Equidade de gênero

18/10/2013

Equidade de gênero

Prof. Dr. Felipe Koch Buttelli1

Justiça e igualdade são duas realidades que estão intimamente ligadas. Ambas se relacionam, de modo que: onde há igualdade, há justiça. Um exemplo bastante claro disso é a imagem da deusa romana chamada Iustitia. Dizem que ela é a equivalente romana da deusa grega diké. A diferença mais clara entre as duas é que a deusa Iustitia usa uma venda nos olhos, que não lhe permite enxergar para quem a justiça está sendo feita. De acordo com a mitologia, ela só dá o seu veredito quando a balança se encontra perfeitamente equilibrada. Essa imagem que vem da mitologia romana e que está presente na nossa compreensão de direito no contexto ocidental, mostra-nos duas coisas interessantes: a primeira é que a justiça só é feita quando há equilíbrio, ou seja, igualdade na balança. A segunda é que a deusa mitológica mantém sempre seus olhos vendados, não querendo saber para quem está fazendo justiça, seja para pessoa rica ou pobre, negra ou branca, homem ou mulher. A justiça tem por princípio a igualdade.

Igualdade sempre foi um conceito caro para a fé cristã. Mais do que uma concepção, ela fez parte do ministério de Jesus e de seus discípulos e discípulas. Isto é algo realmente digno de menção, uma vez que o contexto judaico no qual Jesus e os discípulos e as discípulas viviam era fortemente patriarcal e os espaços e funções que cabiam a mulheres e homens eram diferenciados. Jesus teve, nesse sentido, uma postura bastante revolucionária para sua época. O Evangelho de Marcos 15.40-41, por exemplo, menciona como diversas mulheres “acompanhavam e serviam” a Jesus em seu ministério, tal qual homens o faziam. Em Lucas 8.1-3 lemos como mulheres acompanhavam Jesus e os “doze”, prestando “assistência com seus bens”, ou seja, muitas mulheres financiavam e auxiliavam no ministério de Jesus. Em João 8.1-11, onde é narrada a história da mulher pega em adultério, Jesus a protege. O critério adotado por Ele preza pela igualdade de todos os seres humanos diante de Deus e não pela desigualdade de um sistema legal patriarcal: “Aquele que dentre vós estiver sem pecado seja o primeiro que lhe atire a primeira pedra”. O critério da igualdade também é recordado pelo apóstolo Paulo na carta aos Gálatas 3.28: “Dessarte, não pode haver judeu nem grego; nem escravo nem liberto; nem homem nem mulher; porque todos vós sois um em Cristo Jesus”. A igualdade enquanto modo de vida cristã, relacionada a todos os aspectos da vida em comunidade, é mencionada nos Atos dos Apóstolos 2.44: “Todos os que creram estavam juntos e tinham tudo em comum”. Isso nos leva a identificar que tanto a prática de Jesus quanto a vida de discípulas e discípulos apontam para um senso de justiça nas relações entre as pessoas, na qual a igualdade é critério fundamental e determinante.

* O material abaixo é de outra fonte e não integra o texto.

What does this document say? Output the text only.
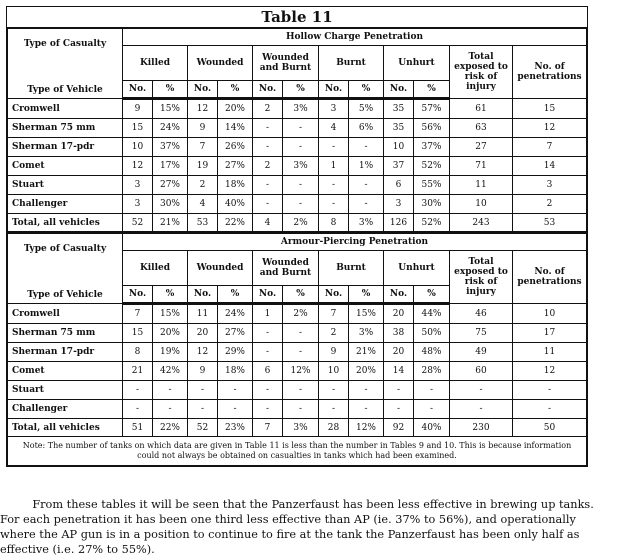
Table 11
Type of Casualty
Type of Vehicle	Hollow Charge Penetration											
	Killed		Wounded		Wounded and Burnt		Burnt		Unhurt		Total exposed to risk of injury	No. of penetrations
	No.	%	No.	%	No.	%	No.	%	No.	%		
Cromwell	9	15%	12	20%	2	3%	3	5%	35	57%	61	15
Sherman 75 mm	15	24%	9	14%	-	-	4	6%	35	56%	63	12
Sherman 17-pdr	10	37%	7	26%	-	-	-	-	10	37%	27	7
Comet	12	17%	19	27%	2	3%	1	1%	37	52%	71	14
Stuart	3	27%	2	18%	-	-	-	-	6	55%	11	3
Challenger	3	30%	4	40%	-	-	-	-	3	30%	10	2
Total, all vehicles	52	21%	53	22%	4	2%	8	3%	126	52%	243	53

Type of Casualty
Type of Vehicle	Armour-Piercing Penetration											
	Killed		Wounded		Wounded and Burnt		Burnt		Unhurt		Total exposed to risk of injury	No. of penetrations
	No.	%	No.	%	No.	%	No.	%	No.	%		
Cromwell	7	15%	11	24%	1	2%	7	15%	20	44%	46	10
Sherman 75 mm	15	20%	20	27%	-	-	2	3%	38	50%	75	17
Sherman 17-pdr	8	19%	12	29%	-	-	9	21%	20	48%	49	11
Comet	21	42%	9	18%	6	12%	10	20%	14	28%	60	12
Stuart	-	-	-	-	-	-	-	-	-	-	-	-
Challenger	-	-	-	-	-	-	-	-	-	-	-	-
Total, all vehicles	51	22%	52	23%	7	3%	28	12%	92	40%	230	50
Note: The number of tanks on which data are given in Table 11 is less than the number in Tables 9 and 10. This is because information could not always be obtained on casualties in tanks which had been examined.												

From these tables it will be seen that the Panzerfaust has been less effective in brewing up tanks.

For each penetration it has been one third less effective than AP (ie. 37% to 56%), and operationally

where the AP gun is in a position to continue to fire at the tank the Panzerfaust has been only half as

effective (i.e. 27% to 55%).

Na sociedade ocidental, o exercício de relações igualitárias sempre esteve em risco e ameaçado por guerras, absolutismos e imperialismos que estabeleciam regimes de superioridade entre seres humanos. Neste percurso histórico, houve a construção de modelos específicos de família e de padrões de relacionamentos entre mulheres e homens. As mulheres acabaram sendo enclausuradas em papéis específicos que não lhes permitiam exercer certas tarefas na sociedade, bem como fazer-se presente em alguns espaços públicos. Houve uma progressiva dicotomização entre homem e mulher, isto é, esta estava destinada unicamente ao espaço doméstico, à função de cuidado da família e a algumas profissões que eram consideradas femininas.

Precisamos ser autocríticos e reconhecer que a Igreja contribuiu e ainda contribui profundamente para a construção desses papéis de gênero. Através de uma linguagem que sempre priorizou uma visão masculina de Deus, a Igreja acabou divinizando a ordem patriarcal, isto é, criando a ideia de que Deus é apenas pai, em uma sociedade que toma a figura paterna como central para a organização social. É necessária a diversificação das metáforas e uma linguagem que considere outras características de Deus, como amigo, filho, mãe, etc. para desconstruirmos um argumento religioso que sustente o patriarcado. A Igreja também fez uso da liturgia e da interpretação bíblica, principalmente no espaço do culto, para simbolicamente assegurar que a ordem social androcêntrica se perpetuasse. Isso ocorreu através da divisão dos espaços na comunidade e das tarefas que homens e mulheres executam, por exemplo. Outro modo de sustentar uma sociedade androcêntrica é o uso da autoridade ministerial, como prioritariamente masculina. Na IECLB já se ordena mulheres há 30 anos, mas ainda há resistência a ministras mulheres em alguns contextos, justamente por não se conceber que o poder simbólico atribuído ao ministério, sobretudo pastoral, possa ser estendido às mulheres. As comunidades cristãs, de modo geral, também compartilham de algumas posturas que existem na sociedade como um todo e acabam instigando a reprodução de padrões de comportamento específicos. A mulher que fosse diferente, solteira ou divorciada, por exemplo, e que não correspondesse ao perfil que sobre ela era projetado, de esposa e mãe, sofria preconceito, era considerada desviada.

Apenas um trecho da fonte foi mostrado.